These control decisions had to be coordinated with a variety of incentive and penalty schemes. Policymakers learned that farmer cooperation was essential and that paying compensation for destroyed animals encouraged farmers to reveal their diseased animals rather than hide, or worse, sell them to others. But officials also learned that paying too much compensation created a moral hazard by discouraging farmers from taking proper precautions and at times enticing them to actually infect their animals to qualify for government payments. Compensation programs became calibrated to the severity and ease of transmission of diseases. As a rule it was good policy to pay full compensation for highly infectious diseases such as foot-and-mouth disease and partial compensation for less infectious diseases such as bovine tuberculosis.

The perceived risk of a given disease spreading to other livestock and to humans also governed policies on disposal of the meat. In the pre-World War II era, the carcasses of animals with highly infectious diseases such as foot-and-mouth were buried or incinerated. By contrast, most of the meat from cattle with tuberculosis was allowed into the human food supply after the carcasses were trimmed of visible lesions. As incomes increased and bovine tuberculosis became less common, depopulation policies replaced individual test-and-slaughter programs, and governments banned the sale of all meat from infected livestock.
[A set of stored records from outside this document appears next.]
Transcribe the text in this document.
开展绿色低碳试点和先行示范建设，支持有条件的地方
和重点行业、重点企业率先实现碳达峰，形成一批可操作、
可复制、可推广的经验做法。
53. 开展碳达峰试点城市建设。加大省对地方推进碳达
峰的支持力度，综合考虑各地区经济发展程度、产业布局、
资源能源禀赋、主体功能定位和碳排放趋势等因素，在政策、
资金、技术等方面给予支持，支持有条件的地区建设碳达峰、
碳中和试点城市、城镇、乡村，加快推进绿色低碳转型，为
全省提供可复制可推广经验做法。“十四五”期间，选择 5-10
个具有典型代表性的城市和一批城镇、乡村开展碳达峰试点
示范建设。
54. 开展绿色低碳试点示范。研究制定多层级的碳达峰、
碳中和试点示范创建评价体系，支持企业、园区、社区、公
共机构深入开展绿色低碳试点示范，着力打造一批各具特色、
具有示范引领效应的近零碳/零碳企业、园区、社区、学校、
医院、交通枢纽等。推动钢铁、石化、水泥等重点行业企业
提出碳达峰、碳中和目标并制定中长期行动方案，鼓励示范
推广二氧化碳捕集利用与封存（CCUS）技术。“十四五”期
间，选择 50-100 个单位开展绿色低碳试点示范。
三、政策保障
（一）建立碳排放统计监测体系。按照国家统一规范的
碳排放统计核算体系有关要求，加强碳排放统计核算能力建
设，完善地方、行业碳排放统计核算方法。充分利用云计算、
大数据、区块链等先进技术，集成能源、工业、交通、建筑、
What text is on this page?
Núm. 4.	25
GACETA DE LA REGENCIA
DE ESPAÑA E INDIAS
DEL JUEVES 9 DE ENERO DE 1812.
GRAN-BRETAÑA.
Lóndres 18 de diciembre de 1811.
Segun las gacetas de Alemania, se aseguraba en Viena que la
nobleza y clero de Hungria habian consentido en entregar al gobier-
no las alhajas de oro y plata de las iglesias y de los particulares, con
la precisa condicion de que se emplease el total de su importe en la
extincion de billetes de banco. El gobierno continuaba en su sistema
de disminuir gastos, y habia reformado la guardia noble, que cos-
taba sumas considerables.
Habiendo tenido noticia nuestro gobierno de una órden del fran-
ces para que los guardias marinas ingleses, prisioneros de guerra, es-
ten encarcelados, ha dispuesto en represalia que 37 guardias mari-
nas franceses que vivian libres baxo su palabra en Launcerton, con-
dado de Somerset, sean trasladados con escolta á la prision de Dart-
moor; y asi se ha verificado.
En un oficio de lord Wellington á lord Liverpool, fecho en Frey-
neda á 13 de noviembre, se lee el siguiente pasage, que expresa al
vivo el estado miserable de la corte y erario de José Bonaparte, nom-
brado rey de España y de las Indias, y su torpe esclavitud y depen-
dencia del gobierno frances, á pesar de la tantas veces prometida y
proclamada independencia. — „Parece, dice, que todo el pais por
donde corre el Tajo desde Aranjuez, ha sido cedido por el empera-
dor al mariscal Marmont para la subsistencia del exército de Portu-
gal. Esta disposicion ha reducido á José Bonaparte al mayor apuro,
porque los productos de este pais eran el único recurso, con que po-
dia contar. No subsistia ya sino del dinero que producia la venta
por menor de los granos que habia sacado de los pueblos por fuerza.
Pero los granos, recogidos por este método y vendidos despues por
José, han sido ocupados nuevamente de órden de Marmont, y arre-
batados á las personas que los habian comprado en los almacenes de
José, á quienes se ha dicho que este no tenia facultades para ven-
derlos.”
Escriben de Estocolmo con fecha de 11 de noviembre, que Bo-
In the early phases of enzootic disease eradication programs, there was typically considerable opposition. Many farmers, especially those with infected stock, were not convinced that the diseases posed much of a danger, and others doubted that control was possible. Opposition required the BAI to build coalitions and sometimes offer more generous compensation. Initial successes quieted many skeptics. Eradication campaigns had a common political dynamic. Once a county or state had been cleansed, farmers in that area had a strong incentive to support aggressive policies that forced laggards to participate in order to prevent reinfection. So those who might have been ambivalent at first often became strong supporters as the eradication programs advanced. Resolving legal and organizational problems could take decades and often had to wait for corresponding advances in knowledge.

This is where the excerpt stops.